June 12, 2020

Dietary restrictions in endurance runners to mitigate exercise-induced gastrointestinal symptoms

J A Parnell et al, 2020. Dietary restrictions in endurance runners to mitigate exercise-induced gastrointestinal symptoms, Journal of the International Society of Sports Nutrition, Volume 17 (1).


Background: Endurance runners frequently experience exercise-induced gastrointestinal (GI) symptoms, negatively impacting their performance. Food choices pre-exercise have a significant impact on the gut’s tolerance to running, yet little information is available as to which foods runners restrict prior to exercise.

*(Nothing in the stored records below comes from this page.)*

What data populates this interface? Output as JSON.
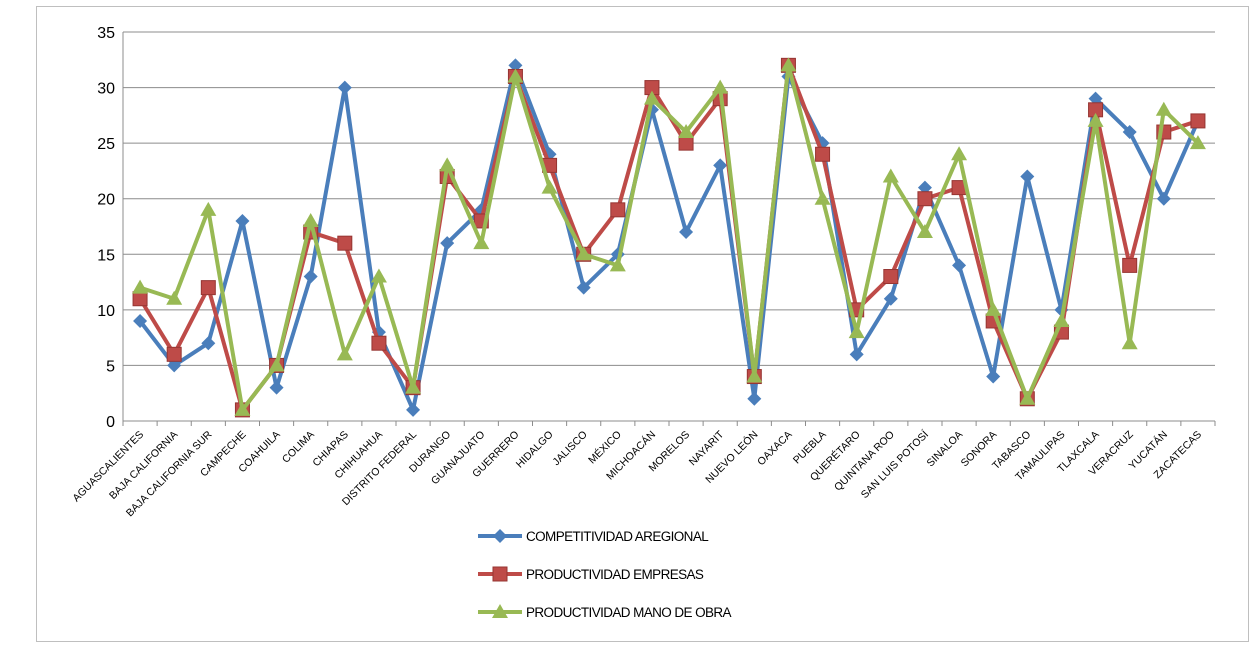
{
  "chart_data": {
    "type": "line",
    "title": "",
    "xlabel": "",
    "ylabel": "",
    "ylim": [
      0,
      35
    ],
    "yticks": [
      0,
      5,
      10,
      15,
      20,
      25,
      30,
      35
    ],
    "grid": "horizontal",
    "legend_position": "bottom",
    "categories": [
      "AGUASCALIENTES",
      "BAJA CALIFORNIA",
      "BAJA CALIFORNIA SUR",
      "CAMPECHE",
      "COAHUILA",
      "COLIMA",
      "CHIAPAS",
      "CHIHUAHUA",
      "DISTRITO FEDERAL",
      "DURANGO",
      "GUANAJUATO",
      "GUERRERO",
      "HIDALGO",
      "JALISCO",
      "MÉXICO",
      "MICHOACÁN",
      "MORELOS",
      "NAYARIT",
      "NUEVO LEÓN",
      "OAXACA",
      "PUEBLA",
      "QUERÉTARO",
      "QUINTANA ROO",
      "SAN LUIS POTOSÍ",
      "SINALOA",
      "SONORA",
      "TABASCO",
      "TAMAULIPAS",
      "TLAXCALA",
      "VERACRUZ",
      "YUCATÁN",
      "ZACATECAS"
    ],
    "series": [
      {
        "name": "COMPETITIVIDAD AREGIONAL",
        "color": "#4a7ebb",
        "marker": "diamond",
        "values": [
          9,
          5,
          7,
          18,
          3,
          13,
          30,
          8,
          1,
          16,
          19,
          32,
          24,
          12,
          15,
          28,
          17,
          23,
          2,
          31,
          25,
          6,
          11,
          21,
          14,
          4,
          22,
          10,
          29,
          26,
          20,
          27
        ]
      },
      {
        "name": "PRODUCTIVIDAD EMPRESAS",
        "color": "#be4b48",
        "marker": "square",
        "values": [
          11,
          6,
          12,
          1,
          5,
          17,
          16,
          7,
          3,
          22,
          18,
          31,
          23,
          15,
          19,
          30,
          25,
          29,
          4,
          32,
          24,
          10,
          13,
          20,
          21,
          9,
          2,
          8,
          28,
          14,
          26,
          27
        ]
      },
      {
        "name": "PRODUCTIVIDAD MANO DE OBRA",
        "color": "#98b954",
        "marker": "triangle",
        "values": [
          12,
          11,
          19,
          1,
          5,
          18,
          6,
          13,
          3,
          23,
          16,
          31,
          21,
          15,
          14,
          29,
          26,
          30,
          4,
          32,
          20,
          8,
          22,
          17,
          24,
          10,
          2,
          9,
          27,
          7,
          28,
          25
        ]
      }
    ]
  }
}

Methods: A questionnaire designed to assess dietary restrictions pre-racing and gastrointestinal symptoms was administered to 388 runners. Fisher’s exact tests determined differences in gender, age, performance level, and distance with follow-up multivariable logistic regression modeling.

Results: Runners regularly avoided meat (32%), milk products (31%), fish/seafood (28%), poultry (24%), and high-fiber foods (23%). Caffeinated beverages were commonly avoided in events 10 km or less (p < .001); whereas in females, increased running distance was a predictor of avoiding high-fiber foods (OR = 6.7; 95% CI = 1.6-28.5). Rates of food avoidance were elevated in younger and more competitive runners. Common GI symptoms included stomach pain/cramps (42%), intestinal pain/discomfort (23%), side ache/stitch (22%), urge to defecate (22%), and bloating (20%). The prevalence of GI symptoms was higher in younger athletes, especially females, which may explain their propensity to avoid foods. Lower recreational athletes were the least likely to report GI symptoms. Diarrhea incidence increased with running distance.

Conclusions: Identification of voluntary food restrictions in the pre-running meal highlights trends that can direct further research.